BEGOTTENED self-titled CD (Nostalgia Blackrain) 15.99Prepare for a descent into devastating death-dub delirium! Pardon the alliteration, but just seeing that this debut CD from the Japanese band Begottened featured the duo of Chew (vocalist for legendary sludge metallers Corrupted) and Kohei Nakagawa (the guy behind the long running extreme noise outfit Guilty Connector) was enough to make me giddy. Yeah, I had to pick up this self-titled debut pronto, and this depth-charge ended up being even better than I expected. Chew brings mucho darkness to this project, with heavy whiffs of the kind of glacial despair that he trafficked in via Corrupted, but the overall sound is certainly something much, much different. True, the six songs on this eponymous full-length are formed out of an immensely bleak brand of slow-motion, industrial-tinged heaviness, focused around spare, echoing drums that creep and shuffle through a vast, dark expanse, that almost dubby percussion moving beneath encroaching waves of crushing detuned drone and streaked with bits of trippy electronic noise.
That's where the duo diverges into a different direction of abyssic crush.
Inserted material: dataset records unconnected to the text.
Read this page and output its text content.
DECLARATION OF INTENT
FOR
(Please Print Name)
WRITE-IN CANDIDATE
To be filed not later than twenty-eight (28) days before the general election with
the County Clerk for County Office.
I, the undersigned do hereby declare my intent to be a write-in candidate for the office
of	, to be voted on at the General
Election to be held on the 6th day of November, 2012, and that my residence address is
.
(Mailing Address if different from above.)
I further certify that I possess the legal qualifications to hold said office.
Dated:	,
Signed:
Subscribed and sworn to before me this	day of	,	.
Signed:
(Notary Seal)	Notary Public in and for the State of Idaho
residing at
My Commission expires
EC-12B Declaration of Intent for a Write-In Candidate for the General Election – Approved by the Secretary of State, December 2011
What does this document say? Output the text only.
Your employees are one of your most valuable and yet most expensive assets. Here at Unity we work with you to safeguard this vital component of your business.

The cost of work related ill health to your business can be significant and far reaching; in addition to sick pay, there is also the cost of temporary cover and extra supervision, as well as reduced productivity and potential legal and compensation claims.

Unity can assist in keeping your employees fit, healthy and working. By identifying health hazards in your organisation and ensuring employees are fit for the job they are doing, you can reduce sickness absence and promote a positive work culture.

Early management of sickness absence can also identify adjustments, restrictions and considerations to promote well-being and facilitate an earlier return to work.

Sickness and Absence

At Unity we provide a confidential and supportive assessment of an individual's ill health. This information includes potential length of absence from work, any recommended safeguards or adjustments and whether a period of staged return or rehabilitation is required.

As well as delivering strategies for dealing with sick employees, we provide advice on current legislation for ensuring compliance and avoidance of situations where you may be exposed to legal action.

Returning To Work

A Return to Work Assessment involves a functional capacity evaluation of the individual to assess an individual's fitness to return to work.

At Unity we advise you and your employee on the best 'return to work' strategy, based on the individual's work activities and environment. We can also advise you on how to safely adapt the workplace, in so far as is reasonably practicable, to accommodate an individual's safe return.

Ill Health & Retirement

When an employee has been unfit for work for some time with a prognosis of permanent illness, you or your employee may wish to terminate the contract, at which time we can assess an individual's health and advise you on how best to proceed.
Nakagawa's unique electronic noise is heavily layered and immersed into Chew's tectonic percussion and thick black drift. And the industrial dub / industrial breakbeat influence is really prominent throughout some of the song structures. It's great. The opener "Brainwashing" almost resembles an especially doom-laden Scorn track, or perhaps something from Necro Deathmort, all slow-motion snare hits and echoing kick drum, draped in thick curtains of filthy murk and cavernous reverb, the sound of a doom metal drummer playing solo in some isolated cave chamber. As the album moves through each subsequent track, however (the whole album seems to be essentially a single piece of music, as it all flows directly together), the sound grows more frenzied and noisy, those drums becoming lost in gales of shrieking electronics and crushing low-end distortion, and halfway in to all of this, all you can make out are the violently crashing cymbals swept up in a hurricane of noise.
The second half of the album re-emerges into a much more psychedelic space, though, as swarms of frenzied tape delay effects and garbled glitchy electronics take over, joined by even slower and even more distended, stretched-out drumming, surrounded with shrieking feedback and controlled blasts of distortion, contrasting space and stillness with those bursts of abrasive sound and echoing percussive skitter to lead the rest of the album into a spaced-out, utterly desolate sprawl of ashen doom-dub, desaturated isolationist ambience and ghostly electro-acoustic creepiness, a whirring, clanking, echoing nightmare that at times resembles some doom outfit channeling Lee Perry in the shadows of the world of Eraserhead.
It's ultimately what you'd probably expect from collaboration between these two artists, and delivers on all fronts. Skews at times towards what some of Corrupted's dark ambient work has sounded like, but Nakagawa continuously punctures the deathscape with vicious electronics, searing the pitch-black depths with plumes of black fire.
Highly recommended, particularly to those of you into the like-minded heaviness and dub-damaged dread of Grave In The Sky, Lietterschpich, and even the roiling Teutonic synth-doom of My Heart, An Inverted Flame.